Not that his father was averse to music as such. "He too used to sing kirtans on Kartik Purnima in the temple. My dadaji played the khol during kirtans, and I learnt to play the khol from him. I joined the temple mandali and played the khol and manjira." As a school child Satyanarayan composed music for village theatre productions on festive occasions.
Turning point
His evenings were devoted to helping his father in the homeopathic practice. "But my heart was just not in it. I broke a lot of bottles!" he recounts. "Finally my father saw it was no use trying to force me and asked Guru Tarani Ranjan Jena, a vocalist and brother of Guru Ramani Ranjan Jena (the Odissi exponent) to teach me music."
One day, Guru Ramani Ranjan Jena suggested he join the Utkal Sangeet Mahavidyalaya in Bhubaneswar for formal training, and Satyanarayan joined the institute that has produced so many artistes. "I was there from 1976 to '82. Then when Guru Harekrishna Behera wrote asking for a vocalist who could also compose, my gurus decided to send me. They told me to try it out for a few months and come back if I didn't like it," he recounts, amused.
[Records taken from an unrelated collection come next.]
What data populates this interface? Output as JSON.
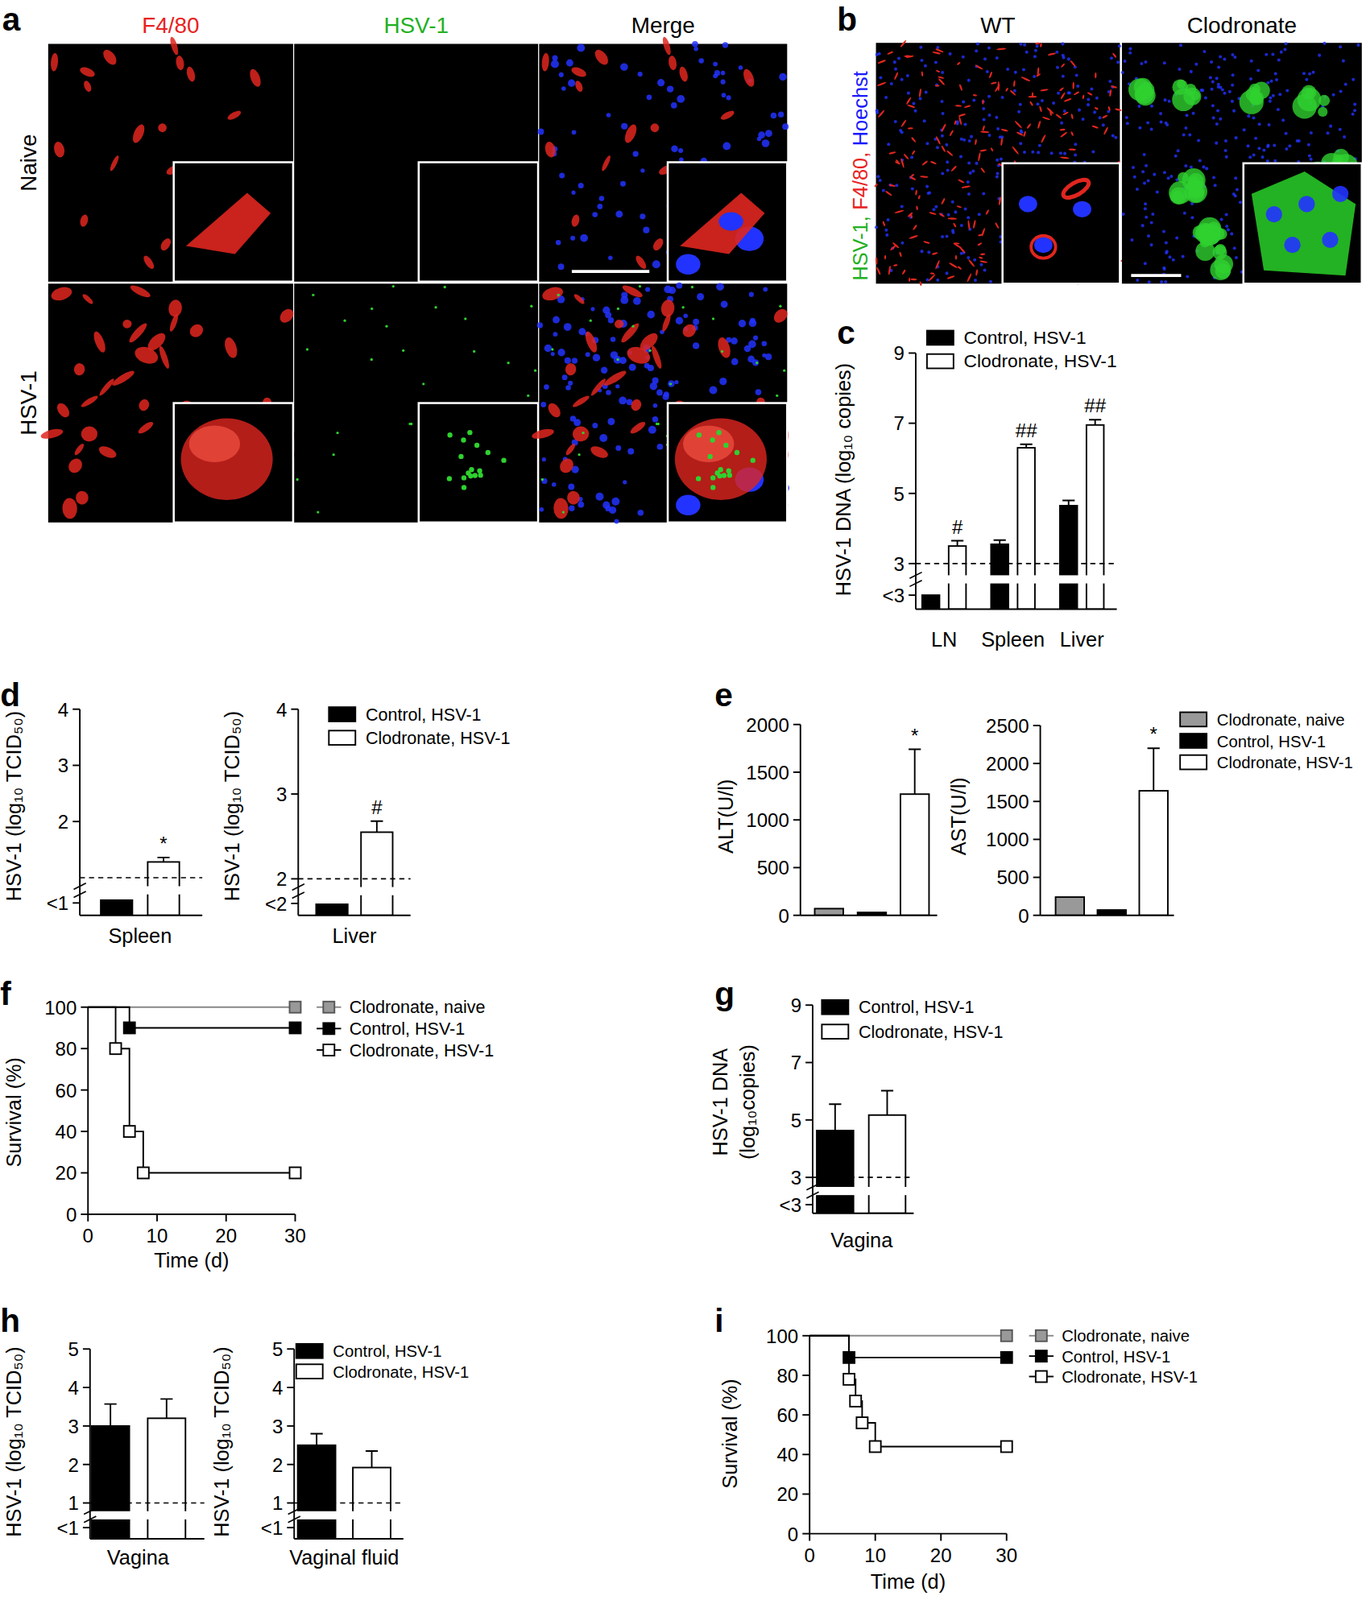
{
  "images": [
    {
      "panel": "a",
      "column_titles": [
        "F4/80",
        "HSV-1",
        "Merge"
      ],
      "column_colors": [
        "#e8231f",
        "#22b022",
        "#000000"
      ],
      "row_titles": [
        "Naive",
        "HSV-1"
      ]
    },
    {
      "panel": "b",
      "column_titles": [
        "WT",
        "Clodronate"
      ],
      "channel_labels": [
        {
          "text": "HSV-1,",
          "color": "#22b022"
        },
        {
          "text": "F4/80,",
          "color": "#e8231f"
        },
        {
          "text": "Hoechst",
          "color": "#1a1aff"
        }
      ]
    }
  ],
  "chart_data": [
    {
      "panel": "c",
      "type": "bar",
      "y_label": "HSV-1 DNA (log₁₀ copies)",
      "categories": [
        "LN",
        "Spleen",
        "Liver"
      ],
      "ylim": [
        1.7,
        9
      ],
      "yticks": [
        {
          "value": 2.1,
          "label": "<3"
        },
        3,
        5,
        7,
        9
      ],
      "detection_limit": 3,
      "series": [
        {
          "name": "Control, HSV-1",
          "color": "#000000",
          "values": [
            2.1,
            3.55,
            4.65
          ],
          "errors": [
            null,
            0.12,
            0.15
          ]
        },
        {
          "name": "Clodronate, HSV-1",
          "color": "#ffffff",
          "values": [
            3.5,
            6.3,
            6.95
          ],
          "errors": [
            0.15,
            0.1,
            0.15
          ],
          "annotations": [
            "#",
            "##",
            "##"
          ]
        }
      ]
    },
    {
      "panel": "d",
      "type": "bar",
      "y_label": "HSV-1 (log₁₀ TCID₅₀)",
      "categories": [
        "Spleen"
      ],
      "ylim": [
        0.33,
        4
      ],
      "yticks": [
        {
          "value": 0.55,
          "label": "<1"
        },
        2,
        3,
        4
      ],
      "detection_limit": 1,
      "series": [
        {
          "color": "#000000",
          "values": [
            0.6
          ]
        },
        {
          "color": "#ffffff",
          "values": [
            1.28
          ],
          "errors": [
            0.08
          ],
          "annotations": [
            "*"
          ]
        }
      ]
    },
    {
      "type": "bar",
      "y_label": "HSV-1 (log₁₀ TCID₅₀)",
      "categories": [
        "Liver"
      ],
      "ylim": [
        1.57,
        4
      ],
      "yticks": [
        {
          "value": 1.71,
          "label": "<2"
        },
        2,
        3,
        4
      ],
      "detection_limit": 2,
      "series": [
        {
          "name": "Control, HSV-1",
          "color": "#000000",
          "values": [
            1.7
          ]
        },
        {
          "name": "Clodronate, HSV-1",
          "color": "#ffffff",
          "values": [
            2.55
          ],
          "errors": [
            0.13
          ],
          "annotations": [
            "#"
          ]
        }
      ]
    },
    {
      "panel": "e",
      "type": "bar",
      "y_label": "ALT(U/l)",
      "categories": [
        null
      ],
      "ylim": [
        0,
        2000
      ],
      "yticks": [
        0,
        500,
        1000,
        1500,
        2000
      ],
      "series": [
        {
          "color": "#999999",
          "values": [
            70
          ]
        },
        {
          "color": "#000000",
          "values": [
            30
          ]
        },
        {
          "color": "#ffffff",
          "values": [
            1270
          ],
          "errors": [
            470
          ],
          "annotations": [
            "*"
          ]
        }
      ]
    },
    {
      "type": "bar",
      "y_label": "AST(U/l)",
      "categories": [
        null
      ],
      "ylim": [
        0,
        2500
      ],
      "yticks": [
        0,
        500,
        1000,
        1500,
        2000,
        2500
      ],
      "series": [
        {
          "name": "Clodronate, naive",
          "color": "#999999",
          "values": [
            240
          ]
        },
        {
          "name": "Control, HSV-1",
          "color": "#000000",
          "values": [
            70
          ]
        },
        {
          "name": "Clodronate, HSV-1",
          "color": "#ffffff",
          "values": [
            1640
          ],
          "errors": [
            560
          ],
          "annotations": [
            "*"
          ]
        }
      ]
    },
    {
      "panel": "f",
      "type": "line",
      "line_style": "step",
      "marker": "square",
      "x_label": "Time (d)",
      "y_label": "Survival (%)",
      "xlim": [
        0,
        30
      ],
      "xticks": [
        0,
        10,
        20,
        30
      ],
      "ylim": [
        0,
        100
      ],
      "yticks": [
        0,
        20,
        40,
        60,
        80,
        100
      ],
      "series": [
        {
          "name": "Clodronate, naive",
          "color": "#999999",
          "x": [
            0,
            30
          ],
          "values": [
            100,
            100
          ]
        },
        {
          "name": "Control, HSV-1",
          "color": "#000000",
          "x": [
            0,
            6,
            30
          ],
          "values": [
            100,
            90,
            90
          ]
        },
        {
          "name": "Clodronate, HSV-1",
          "color": "#ffffff",
          "x": [
            0,
            4,
            6,
            8,
            30
          ],
          "values": [
            100,
            80,
            40,
            20,
            20
          ]
        }
      ]
    },
    {
      "panel": "g",
      "type": "bar",
      "y_label": [
        "HSV-1 DNA",
        "(log₁₀copies)"
      ],
      "categories": [
        "Vagina"
      ],
      "ylim": [
        1.75,
        9
      ],
      "yticks": [
        {
          "value": 2.05,
          "label": "<3"
        },
        3,
        5,
        7,
        9
      ],
      "detection_limit": 3,
      "series": [
        {
          "name": "Control, HSV-1",
          "color": "#000000",
          "values": [
            4.63
          ],
          "errors": [
            0.92
          ]
        },
        {
          "name": "Clodronate, HSV-1",
          "color": "#ffffff",
          "values": [
            5.17
          ],
          "errors": [
            0.85
          ]
        }
      ]
    },
    {
      "panel": "h",
      "type": "bar",
      "y_label": "HSV-1 (log₁₀ TCID₅₀)",
      "categories": [
        "Vagina"
      ],
      "ylim": [
        0.07,
        5
      ],
      "yticks": [
        {
          "value": 0.36,
          "label": "<1"
        },
        1,
        2,
        3,
        4,
        5
      ],
      "detection_limit": 1,
      "series": [
        {
          "color": "#000000",
          "values": [
            3.0
          ],
          "errors": [
            0.57
          ]
        },
        {
          "color": "#ffffff",
          "values": [
            3.2
          ],
          "errors": [
            0.5
          ]
        }
      ]
    },
    {
      "type": "bar",
      "y_label": "HSV-1 (log₁₀ TCID₅₀)",
      "categories": [
        "Vaginal fluid"
      ],
      "ylim": [
        0.07,
        5
      ],
      "yticks": [
        {
          "value": 0.36,
          "label": "<1"
        },
        1,
        2,
        3,
        4,
        5
      ],
      "detection_limit": 1,
      "series": [
        {
          "name": "Control, HSV-1",
          "color": "#000000",
          "values": [
            2.5
          ],
          "errors": [
            0.3
          ]
        },
        {
          "name": "Clodronate, HSV-1",
          "color": "#ffffff",
          "values": [
            1.92
          ],
          "errors": [
            0.43
          ]
        }
      ]
    },
    {
      "panel": "i",
      "type": "line",
      "line_style": "step",
      "marker": "square",
      "x_label": "Time (d)",
      "y_label": "Survival (%)",
      "xlim": [
        0,
        30
      ],
      "xticks": [
        0,
        10,
        20,
        30
      ],
      "ylim": [
        0,
        100
      ],
      "yticks": [
        0,
        20,
        40,
        60,
        80,
        100
      ],
      "series": [
        {
          "name": "Clodronate, naive",
          "color": "#999999",
          "x": [
            0,
            30
          ],
          "values": [
            100,
            100
          ]
        },
        {
          "name": "Control, HSV-1",
          "color": "#000000",
          "x": [
            0,
            6,
            30
          ],
          "values": [
            100,
            89,
            89
          ]
        },
        {
          "name": "Clodronate, HSV-1",
          "color": "#ffffff",
          "x": [
            0,
            6,
            7,
            8,
            10,
            30
          ],
          "values": [
            100,
            78,
            67,
            56,
            44,
            44
          ]
        }
      ]
    }
  ]
}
"It was Guru Harekrishna Behera who helped me find my feet in Delhi," says Satyanarayan, who later joined Guru Mayadhar Raut and accompanied his students, as well as those of Gurus Srinath Raut and Surendranath Jena. There are few Odissi dancers he would not have accompanied in his career. Since 1985 he has been primarily associated with veteran dancer Kiran Segal, for whom he has created a number of musical scores. "The composition Talangya is one of my significant works. I used a rare tala, Kuduka of 12 matras in it," he says.
"My first foreign tour was with Guru Mayadhar Raut. We went to Europe and Africa. I blew all my money. I am a spendthrift anyway, and I was excited because from my childhood I had wanted to go abroad, like Guru Ramani Ranjan Jena."
On a serious note, Satyanarayan notes that acceptability of dance as a career even now is limited in the villages of Orissa. "Guru Ramani Ranjan Jena organises a festival in villages nowadays, to spread awareness. My own father accepted my profession only late in my career."
Happy with his success so far, the soft-spoken singer remarks, "I only wish there were schemes for accompanying artistes so their financial future could be assured in old age."